Мы выезжали на поезде в Омск в конце мая. Погода стояла не по сезону жаркая. В лесу, зеленой стеной нависавшем над самым перроном, росло много черемухи. И хотя она уже отцветала, источала такой дурманящий аромат, от которого даже у меня, зрелого мужчины, кружилась голова.
Нас провожала целая толпа народа. Грузчики едва успевали заносить в вагон чемоданы и баулы, но куча багажа на перроне убывала медленно. Я с тревогой думал, как нам самим придется вытаскивать эту поклажу.
Наконец дежурный по станции дал последний звонок, и кондуктор заторопил нас в вагон. Родственники затискали бедных сестер в объятиях и со слезами давали им последние наставления, как вести себя в экспедиции. Григорий Николаевич, сухо кивнув на прощание Марии Георгиевне, первым скрылся в вагоне.
Перрон с провожающими, машущими нам вслед белыми платками, остался позади. Свежий ветер, врывающийся в окно, ласкал мне лицо и хоть немного спасал от духоты.

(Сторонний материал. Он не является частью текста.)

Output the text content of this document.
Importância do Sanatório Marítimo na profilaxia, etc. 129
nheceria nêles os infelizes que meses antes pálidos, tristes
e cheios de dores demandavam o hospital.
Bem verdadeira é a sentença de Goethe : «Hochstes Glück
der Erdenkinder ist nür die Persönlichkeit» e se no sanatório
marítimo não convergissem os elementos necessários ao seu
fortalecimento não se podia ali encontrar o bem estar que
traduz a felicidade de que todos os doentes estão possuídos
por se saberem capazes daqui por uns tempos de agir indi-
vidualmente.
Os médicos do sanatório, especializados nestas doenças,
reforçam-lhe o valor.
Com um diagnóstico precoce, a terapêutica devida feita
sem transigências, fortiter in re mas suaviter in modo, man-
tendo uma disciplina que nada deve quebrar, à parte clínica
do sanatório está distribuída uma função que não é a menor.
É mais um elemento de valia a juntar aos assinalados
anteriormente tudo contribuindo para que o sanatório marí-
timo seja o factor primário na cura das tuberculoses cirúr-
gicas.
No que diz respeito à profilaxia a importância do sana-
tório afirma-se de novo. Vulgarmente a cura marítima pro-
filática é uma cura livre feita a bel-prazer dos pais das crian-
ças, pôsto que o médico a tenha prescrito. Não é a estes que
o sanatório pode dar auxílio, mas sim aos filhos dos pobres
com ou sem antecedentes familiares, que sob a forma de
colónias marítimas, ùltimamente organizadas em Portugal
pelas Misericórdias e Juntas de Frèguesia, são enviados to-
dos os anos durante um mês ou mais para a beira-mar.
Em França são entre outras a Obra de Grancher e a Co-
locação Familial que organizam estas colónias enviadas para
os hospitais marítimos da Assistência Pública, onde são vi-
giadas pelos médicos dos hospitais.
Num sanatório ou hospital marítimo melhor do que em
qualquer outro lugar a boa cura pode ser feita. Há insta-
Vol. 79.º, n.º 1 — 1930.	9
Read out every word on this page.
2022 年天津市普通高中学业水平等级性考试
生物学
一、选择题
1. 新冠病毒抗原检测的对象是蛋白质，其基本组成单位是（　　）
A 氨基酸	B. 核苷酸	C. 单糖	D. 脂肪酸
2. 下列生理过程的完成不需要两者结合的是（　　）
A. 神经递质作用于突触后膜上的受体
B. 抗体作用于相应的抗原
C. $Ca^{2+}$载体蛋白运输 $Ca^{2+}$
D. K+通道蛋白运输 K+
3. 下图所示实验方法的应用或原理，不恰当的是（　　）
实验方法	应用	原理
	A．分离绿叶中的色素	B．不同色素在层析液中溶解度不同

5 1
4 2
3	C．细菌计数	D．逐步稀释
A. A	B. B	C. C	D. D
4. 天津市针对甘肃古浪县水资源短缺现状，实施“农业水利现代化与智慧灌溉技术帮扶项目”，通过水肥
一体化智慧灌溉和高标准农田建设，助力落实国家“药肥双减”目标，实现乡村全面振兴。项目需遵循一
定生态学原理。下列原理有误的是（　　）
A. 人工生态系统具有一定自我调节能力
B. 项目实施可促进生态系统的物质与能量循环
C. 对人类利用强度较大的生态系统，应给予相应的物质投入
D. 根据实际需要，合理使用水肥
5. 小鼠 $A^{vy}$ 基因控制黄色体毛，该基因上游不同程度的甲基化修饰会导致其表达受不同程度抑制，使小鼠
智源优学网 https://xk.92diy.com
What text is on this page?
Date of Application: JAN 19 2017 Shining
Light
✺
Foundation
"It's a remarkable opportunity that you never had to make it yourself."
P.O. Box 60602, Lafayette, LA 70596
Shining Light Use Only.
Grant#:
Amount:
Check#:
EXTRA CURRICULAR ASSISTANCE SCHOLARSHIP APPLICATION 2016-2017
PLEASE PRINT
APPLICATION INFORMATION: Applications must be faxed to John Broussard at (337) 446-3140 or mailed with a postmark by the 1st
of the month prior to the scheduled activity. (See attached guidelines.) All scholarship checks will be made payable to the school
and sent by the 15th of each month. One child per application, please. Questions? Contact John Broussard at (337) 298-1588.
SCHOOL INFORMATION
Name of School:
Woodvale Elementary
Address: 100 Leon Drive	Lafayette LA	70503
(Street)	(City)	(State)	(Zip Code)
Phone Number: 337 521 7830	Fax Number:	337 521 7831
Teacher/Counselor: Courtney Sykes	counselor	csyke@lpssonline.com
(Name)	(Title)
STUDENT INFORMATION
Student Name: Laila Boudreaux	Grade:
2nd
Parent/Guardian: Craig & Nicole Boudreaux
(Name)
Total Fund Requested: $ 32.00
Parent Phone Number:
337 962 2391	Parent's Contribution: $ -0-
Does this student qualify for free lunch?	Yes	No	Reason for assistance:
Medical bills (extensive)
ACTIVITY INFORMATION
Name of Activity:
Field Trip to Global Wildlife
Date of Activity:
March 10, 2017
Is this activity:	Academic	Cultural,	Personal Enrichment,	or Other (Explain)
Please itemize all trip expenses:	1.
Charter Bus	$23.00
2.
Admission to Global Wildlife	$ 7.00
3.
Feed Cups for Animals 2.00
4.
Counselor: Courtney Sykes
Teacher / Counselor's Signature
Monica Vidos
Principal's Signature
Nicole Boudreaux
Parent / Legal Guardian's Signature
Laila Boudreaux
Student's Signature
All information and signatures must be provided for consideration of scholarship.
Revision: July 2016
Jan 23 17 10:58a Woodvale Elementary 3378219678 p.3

Рядом с другим окном возле своего купе стояли барышни Синицыны и о чем-то шушукались, то и дело прыская со смеху.
Мои опасения относительно неподъемного для нас багажа оказались напрасными. На вокзале в Омске нас встречал весь Западно-Сибирский отдел Русского географического общества. Мне даже не дали принять участие в разгрузке. Из вагона я вынес лишь саквояж со своими личными вещами.
Кто-то из встречающих посоветовал сразу отвезти экспедиционные принадлежности на пристань и оставить их в камере хранения, чтобы не таскать лишний раз в гостиницу. Получилась целая телега. Зато в город мы отправились налегке.
Вечером на специальном заседании отдела географического общества в честь приезда Потанина был дан специальный концерт. Киргизские певцы пели свои народные песни, и звучала домбра[68].
В Омске мы задержались на три дня. Григорий Николаевич был нарасхват, он едва успевал наносить визиты, но все равно желающих принять у себя знаменитого путешественника было гораздо больше, чем времени, которым мы располагали. И в этой ужасной суматохе он не забыл о моем личном деле. Через каких-то своих знакомых он навел справки в полицейском архиве о женщине и пятилетнем мальчике, пропавших без вести в Барабинской степи зимой 1890 года. Я весьма скептически относился к этой затее, ведь уже неоднократно делал подобные запросы и в Омск, и в Семипалатинск, и в Усть-Каменогорск, ответ был один и тот же: нет сведений.
Накануне нашего отплытия вечером в мой номер, предварительно постучавшись, вошел Потанин в сопровождении младшей сестры Синицыной и попросил ее зачитать один документ.
– Из числа погибших и пропавших без вести в указанный год под ваше описание не подходит никто. Однако весной 1892 года в Омское полицейское управление с подобным запросом уже обращался подданный Австро-Венгрии, проживающий в Праге, горный инженер Павел Петрович Войцеховский. Он искал следы своей семьи: жены Марии Людвиговны, 1861 года рождения, уроженки города Кенигсберга, в девичестве носившей фамилию Эрхарт, и сына Петра, 1885 года рождения. Указанные лица въехали в пределы Российской империи в декабре 1889 года. Последнее письмо, которое он получил от своей жены, было отправлено из Москвы. В нем она сообщала, что намеревается отправиться к нему на Змеиногорский рудник, где он в ту пору работал в старательской партии. Он написал ей категорический отказ и даже выслал денег, чтобы она могла вернуться домой в Прагу. Однако перевод она не получила, и больше инженер известий о своей семье не имел. В 1891 году он смог прервать свой договор с нанимателем и отбыть на родину. Однако и там никаких сведений ни о жене, ни о сыне он не нашел. Здесь внизу даже указан адрес, по которому надо писать инженеру Войцеховскому.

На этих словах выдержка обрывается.